It may come as no surprise that I like to talk.

I remember a grueling silence my first year of teaching.  I had witnessed a situation involving a fellow teacher and an administrator's son. In question was a refused bird house entry into a contest. I was the key witness in the matter.

The principal sat with his fist neatly folded as he looked at me from the other side of his desk stone-faced.  I told what I had observed.  As I finished, he stared, wordless.  My mind quickly raced.  (Was I leaving out any important information? Was he wanting my opinion?) He continued his gaze while I squirmed in the nothingness.  And then I did what any normal person would do.  I started relaying the same account; again.

He cut me off about twenty seconds into my replay,  "You don't have to talk.  I heard you the first time".

No words have caught me quite off-guard like those words.  It's fourteen years later and I remember that conversation (if that's what you call it).  Of course it hasn't stopped me from telling and retelling even life's mundane events; sharing my thoughts on things earth shattering to the trivial.  My Dad has said my mom and I take longer to tell things than the actual event.

I talk too much when I'm nervous.

And I talk too much when I'm perfectly comfortable.

Because of my incessant talking, I listen too little.

Do you see a man who is hasty in his words? There is more hope for a fool than for him. -Proverbs 29:20  Youch!!! (exclamation and emphasis mine)

A fool takes no pleasure in understanding, but only in expressing his opinion.  -Proverbs 18:2

My prayer?  I don't exactly know;  I'm trying to say less. I simply know that anything God has to say, holds more value than my babbling and even my most thought-out words.  I want to learn to be silent.  And in the silence I want to hear.

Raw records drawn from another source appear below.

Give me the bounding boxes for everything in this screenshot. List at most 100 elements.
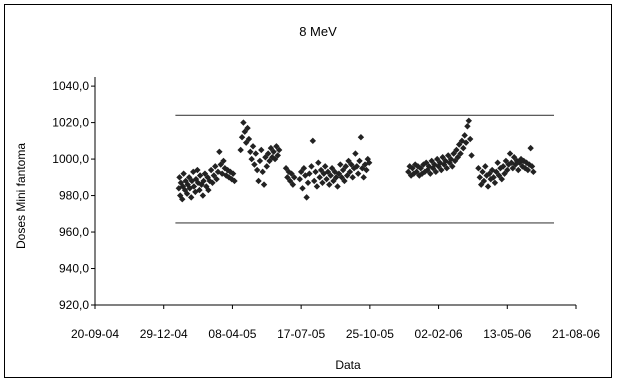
limit-lines xyxy=(175,114,555,224)
data-point xyxy=(183,190,191,197)
data-point xyxy=(315,159,322,166)
data-point xyxy=(343,172,351,179)
data-point xyxy=(248,155,255,163)
data-point xyxy=(244,124,251,132)
data-point xyxy=(446,159,453,166)
data-point xyxy=(457,150,464,157)
data-point xyxy=(464,123,471,130)
data-point xyxy=(213,175,220,183)
data-point xyxy=(432,168,440,176)
data-point xyxy=(253,166,261,174)
data-point xyxy=(249,143,257,150)
data-point xyxy=(319,179,326,186)
data-point xyxy=(480,177,488,185)
data-point xyxy=(303,194,310,201)
data-point xyxy=(231,177,238,185)
data-point xyxy=(512,161,519,168)
data-point xyxy=(477,181,485,188)
data-point xyxy=(494,159,501,166)
chart-frame: 8 MeV Data Doses Mini fantoma 920,0 940,0… xyxy=(4,4,612,378)
data-point xyxy=(519,163,526,170)
data-point xyxy=(247,148,254,155)
data-point xyxy=(499,163,507,170)
scatter-chart: 8 MeV Data Doses Mini fantoma 920,0 940,0… xyxy=(14,24,600,372)
x-tick-label: 21-08-06 xyxy=(552,327,600,341)
data-point xyxy=(309,137,317,145)
data-point xyxy=(475,165,482,172)
data-point xyxy=(212,163,219,170)
data-point xyxy=(354,170,362,177)
y-tick-label: 1000,0 xyxy=(52,152,89,166)
data-point xyxy=(356,157,363,165)
data-point xyxy=(199,192,207,199)
y-tick-label: 980,0 xyxy=(59,189,89,203)
data-point xyxy=(218,170,226,177)
data-point xyxy=(490,174,497,181)
data-point xyxy=(346,168,354,176)
data-point xyxy=(196,172,204,179)
data-point xyxy=(520,157,527,165)
data-point xyxy=(443,165,451,172)
data-point xyxy=(184,181,191,188)
data-point xyxy=(321,163,329,170)
data-point xyxy=(418,170,426,177)
data-point xyxy=(423,159,430,166)
data-point xyxy=(179,196,186,203)
data-point xyxy=(237,146,244,154)
data-point xyxy=(291,174,298,181)
data-point xyxy=(229,170,237,177)
data-point xyxy=(450,150,457,157)
data-point xyxy=(523,159,530,166)
data-point xyxy=(483,172,490,179)
data-point xyxy=(365,159,373,166)
data-point xyxy=(491,179,499,186)
x-tick-label: 08-04-05 xyxy=(208,327,256,341)
data-point xyxy=(468,152,475,159)
y-tick-label: 920,0 xyxy=(59,298,89,312)
data-point xyxy=(264,150,272,157)
data-point xyxy=(337,161,344,168)
x-axis-label: Data xyxy=(335,358,361,372)
x-tick-label: 13-05-06 xyxy=(483,327,531,341)
data-point xyxy=(289,181,297,188)
data-points xyxy=(175,117,537,203)
data-point xyxy=(258,146,265,154)
data-point xyxy=(440,161,448,168)
data-point xyxy=(515,166,522,174)
data-point xyxy=(200,177,207,185)
data-point xyxy=(501,170,508,177)
y-tick-label: 960,0 xyxy=(59,225,89,239)
data-point xyxy=(357,133,365,141)
data-point xyxy=(453,146,460,154)
data-point xyxy=(260,181,268,188)
data-point xyxy=(461,132,468,139)
x-tick-label: 20-09-04 xyxy=(71,327,119,341)
data-point xyxy=(306,170,313,177)
y-ticks: 920,0 940,0 960,0 980,0 1000,0 1020,0 1040,0 xyxy=(52,79,95,312)
y-tick-label: 1020,0 xyxy=(52,116,89,130)
data-point xyxy=(240,119,247,126)
data-point xyxy=(255,177,262,185)
data-point xyxy=(274,152,281,159)
data-point xyxy=(530,168,537,176)
data-point xyxy=(466,135,474,143)
data-point xyxy=(320,170,328,177)
data-point xyxy=(188,194,195,201)
data-point xyxy=(176,174,183,181)
data-point xyxy=(316,174,323,181)
data-point xyxy=(205,186,212,194)
data-point xyxy=(312,168,319,176)
data-point xyxy=(203,183,210,190)
data-point xyxy=(245,135,253,143)
data-point xyxy=(476,174,483,181)
data-point xyxy=(449,163,456,170)
data-point xyxy=(462,139,470,146)
data-point xyxy=(506,150,514,157)
data-point xyxy=(216,148,223,155)
data-point xyxy=(252,150,259,157)
data-point xyxy=(352,150,359,157)
data-point xyxy=(270,148,277,155)
data-point xyxy=(412,161,419,168)
data-point xyxy=(207,166,215,174)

I can't get out of my mind a time when I let silence speak.  A young woman I had never met, lost her four-year old son in a drowning accident.  He was in Hallie's Pre-K class.  Jason did the funeral.  I had rehearsed, as I often do, what I would say to her given the chance.  Those attending, exited by the casket to give their condolences to the grief-stricken woman. I knew that I had nothing to say though my heart ached for her.  So I simply grabbed her hand and held it for what seemed like eternity. It was one of the most powerful moments of my life.  In the silence God spoke for me.  He spoke to me.  That moment speaks to me still.

When have you been spoken to in the silence?